I’d go with the second answer, for the many reasons I’ve discussed previously, but I’d exempt philosophy. The “knowledge” that religion produces isn’t at all comparable to scientific knowledge, for religious “truth” differs among different faiths, is based on revelation rather than rationality, and, most important, is impervious to disproof. In other words, religion has no way to adjudicate competing truth claims or to disprove any truth claim. Philosophy, on the other hand, comes with rational ways to weed out error, and propositions can be disproved.
Over at Metamagician, Russell Blackford disagrees a bit on the either/or question:
I’m not quite with her on this. I (and probably a lot of other philosophers) actually think that philosophy and science are continuous with each other, and it’s not clear where one ends and the other begins. They are part of the larger realm of rational inquiry, and the divisions made within this realm are more practical and pedagogical than anything else.
Theology is a mixed bag. Lot of different and ill-matching stuff gets shoved into theology. Insofar as it includes, for example, rigorous historical-textual analysis of the holy books, it is part of the larger field of rational inquiry. But the core of it is, indeed, something fundamentally different. Still, it can conflict with philosophy and science because it often makes claims that these have the resources to contest.
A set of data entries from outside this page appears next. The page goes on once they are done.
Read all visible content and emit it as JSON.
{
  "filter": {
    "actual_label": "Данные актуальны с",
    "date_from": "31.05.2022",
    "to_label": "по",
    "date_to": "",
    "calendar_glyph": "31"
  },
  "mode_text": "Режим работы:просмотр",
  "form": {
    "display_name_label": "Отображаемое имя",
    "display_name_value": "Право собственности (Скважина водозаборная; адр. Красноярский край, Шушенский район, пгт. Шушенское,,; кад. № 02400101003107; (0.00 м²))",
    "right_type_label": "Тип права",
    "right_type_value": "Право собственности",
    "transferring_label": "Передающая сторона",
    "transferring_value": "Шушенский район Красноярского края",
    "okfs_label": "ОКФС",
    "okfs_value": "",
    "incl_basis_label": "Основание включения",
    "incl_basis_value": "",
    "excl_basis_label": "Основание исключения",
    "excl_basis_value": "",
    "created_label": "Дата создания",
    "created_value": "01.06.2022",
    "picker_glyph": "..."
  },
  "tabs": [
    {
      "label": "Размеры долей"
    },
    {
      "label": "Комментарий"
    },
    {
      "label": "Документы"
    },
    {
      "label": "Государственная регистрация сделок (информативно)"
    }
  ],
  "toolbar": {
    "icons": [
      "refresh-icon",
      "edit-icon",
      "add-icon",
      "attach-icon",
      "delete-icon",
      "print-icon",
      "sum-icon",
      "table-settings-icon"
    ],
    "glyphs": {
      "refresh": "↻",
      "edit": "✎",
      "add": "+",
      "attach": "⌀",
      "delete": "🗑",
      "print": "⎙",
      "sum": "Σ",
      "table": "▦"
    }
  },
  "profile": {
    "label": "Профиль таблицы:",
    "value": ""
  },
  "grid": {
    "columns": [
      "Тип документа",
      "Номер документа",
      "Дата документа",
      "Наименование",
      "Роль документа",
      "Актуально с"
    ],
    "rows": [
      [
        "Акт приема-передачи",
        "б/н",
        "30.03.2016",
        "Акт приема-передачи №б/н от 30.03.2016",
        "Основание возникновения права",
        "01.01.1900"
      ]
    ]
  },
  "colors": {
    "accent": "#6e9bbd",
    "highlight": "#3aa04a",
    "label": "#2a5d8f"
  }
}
I’m not sure I’d agree with Russell that theology includes Biblical scholarship. I’ve talked with some of the Biblical scholars at the University of Chicago Divinity School, and I assure you that they’d take great umbrage at being described as theologians! (In fact, they’ve set me straight when I made that mistake.) Biblical scholarship that involves dissecting and analyzing the historical and textual sources of the scriptures is a rational endeavor, and that puts it in line with science, which, after all, is just organized rationality. The woo part of theology, i.e., the part for which Templeton awards millions of dollars, is clearly not a way to gain knowledge.
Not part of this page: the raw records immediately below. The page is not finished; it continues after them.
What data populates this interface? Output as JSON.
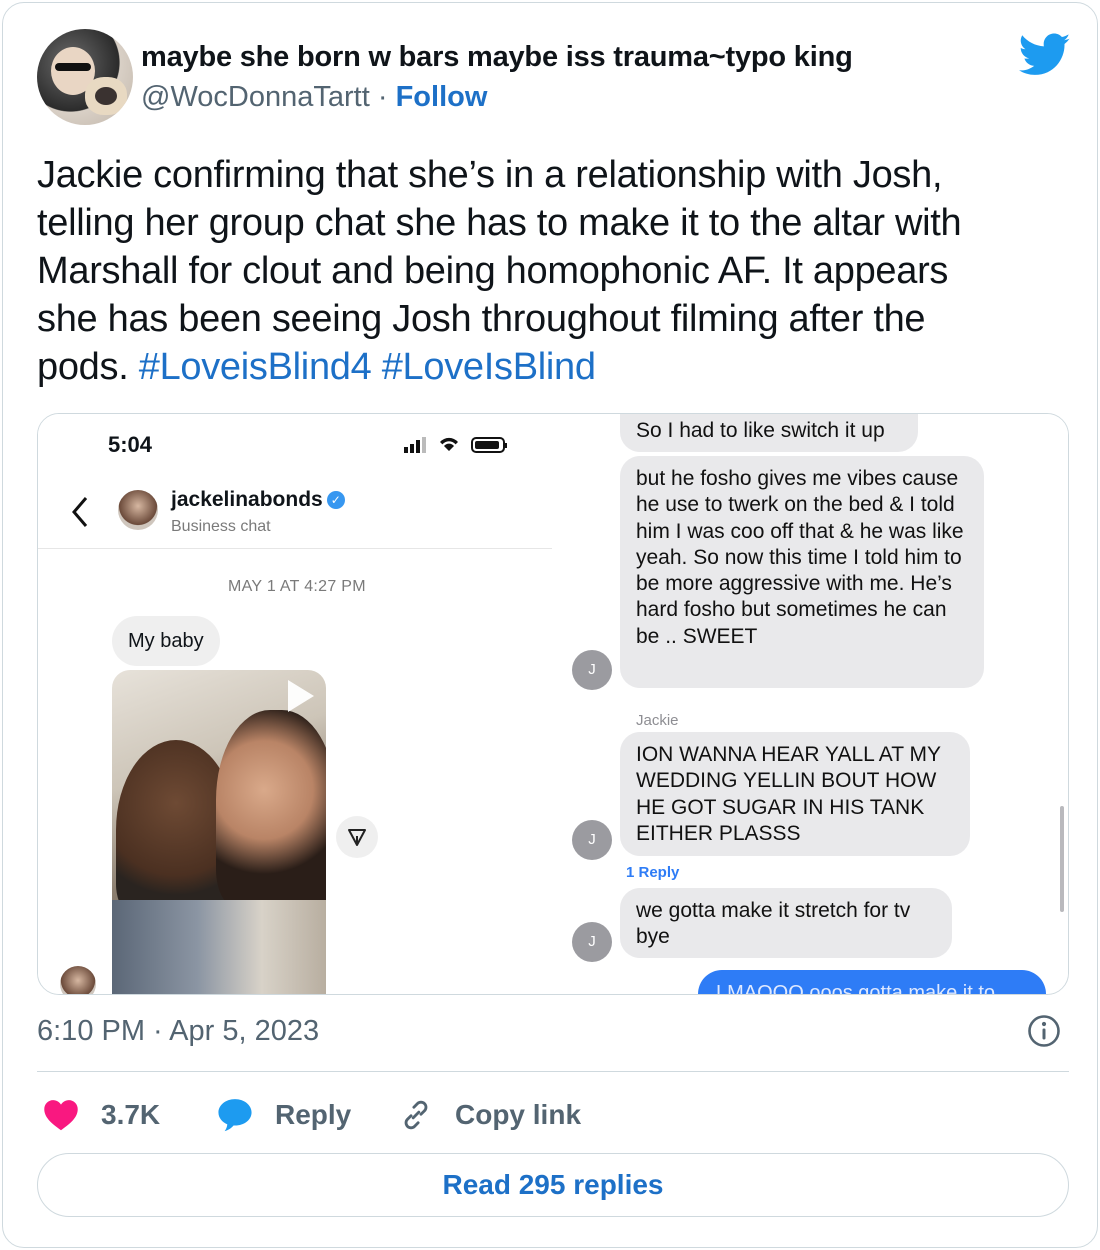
{
  "tweet": {
    "display_name": "maybe she born w bars maybe iss trauma~typo king",
    "handle": "@WocDonnaTartt",
    "dot": "·",
    "follow_label": "Follow",
    "text_lines": [
      "Jackie confirming that she’s in a relationship with Josh,",
      "telling her group chat she has to make it to the altar with",
      "Marshall for clout and being homophonic AF. It appears",
      "she has been seeing Josh throughout filming after the"
    ],
    "last_line_text": "pods.",
    "hashtags": [
      "#LoveisBlind4",
      "#LoveIsBlind"
    ],
    "timestamp": "6:10 PM · Apr 5, 2023",
    "like_count": "3.7K",
    "reply_label": "Reply",
    "copy_link_label": "Copy link",
    "read_replies_label": "Read 295 replies"
  },
  "media_left": {
    "time": "5:04",
    "username": "jackelinabonds",
    "verified_mark": "✓",
    "subtitle": "Business chat",
    "date_label": "MAY 1 AT 4:27 PM",
    "message": "My baby"
  },
  "media_right": {
    "messages": [
      {
        "text": "So I had to like switch it up"
      },
      {
        "text": "but he fosho gives me vibes cause he use to twerk on the bed & I told him I was coo off that & he was like yeah. So now this time I told him to be more aggressive with me. He’s hard fosho but sometimes he can be .. SWEET"
      },
      {
        "text": "ION WANNA HEAR YALL AT MY WEDDING YELLIN BOUT HOW HE GOT SUGAR IN HIS TANK EITHER PLASSS"
      },
      {
        "text": "we gotta make it stretch for tv bye"
      }
    ],
    "sender_label": "Jackie",
    "sender_initial": "J",
    "reply_count_label": "1 Reply",
    "outgoing_partial": "LMAOOO ooos gotta make it to"
  },
  "colors": {
    "link_blue": "#1d70c7",
    "twitter_blue": "#1d9bf0",
    "like_pink": "#f91880",
    "reply_blue": "#1d9bf0",
    "muted_gray": "#536471",
    "border": "#cfd9de",
    "imessage_gray": "#e9e9eb",
    "imessage_blue": "#2e7cf6"
  },
  "icons": {
    "logo": "twitter-bird-icon",
    "like": "heart-icon",
    "reply": "speech-bubble-icon",
    "copy": "link-icon",
    "info": "info-icon",
    "back": "chevron-left-icon",
    "share": "send-icon",
    "play": "play-icon"
  }
}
I’ve challenged people over and over again to tell me what “truths” religion offers that could not be apprehended by science and rational thinking. I’ve never gotten a satisfactory answer: the usual response involves moral prescriptions like “Love your neighbor”, which of course are neither truths nor the exclusive results of faith.
Religion, then, isn’t a way of knowing; it’s a way of believing.
Finally, Bob Park, a professor of physics at The University of Maryland, has a couple of short takes on Templeton: “Sir John Templeton: the man who tried to buy science,” and “A bigger prize: how much would it take to buy the NAS [National Academy of Sciences]?”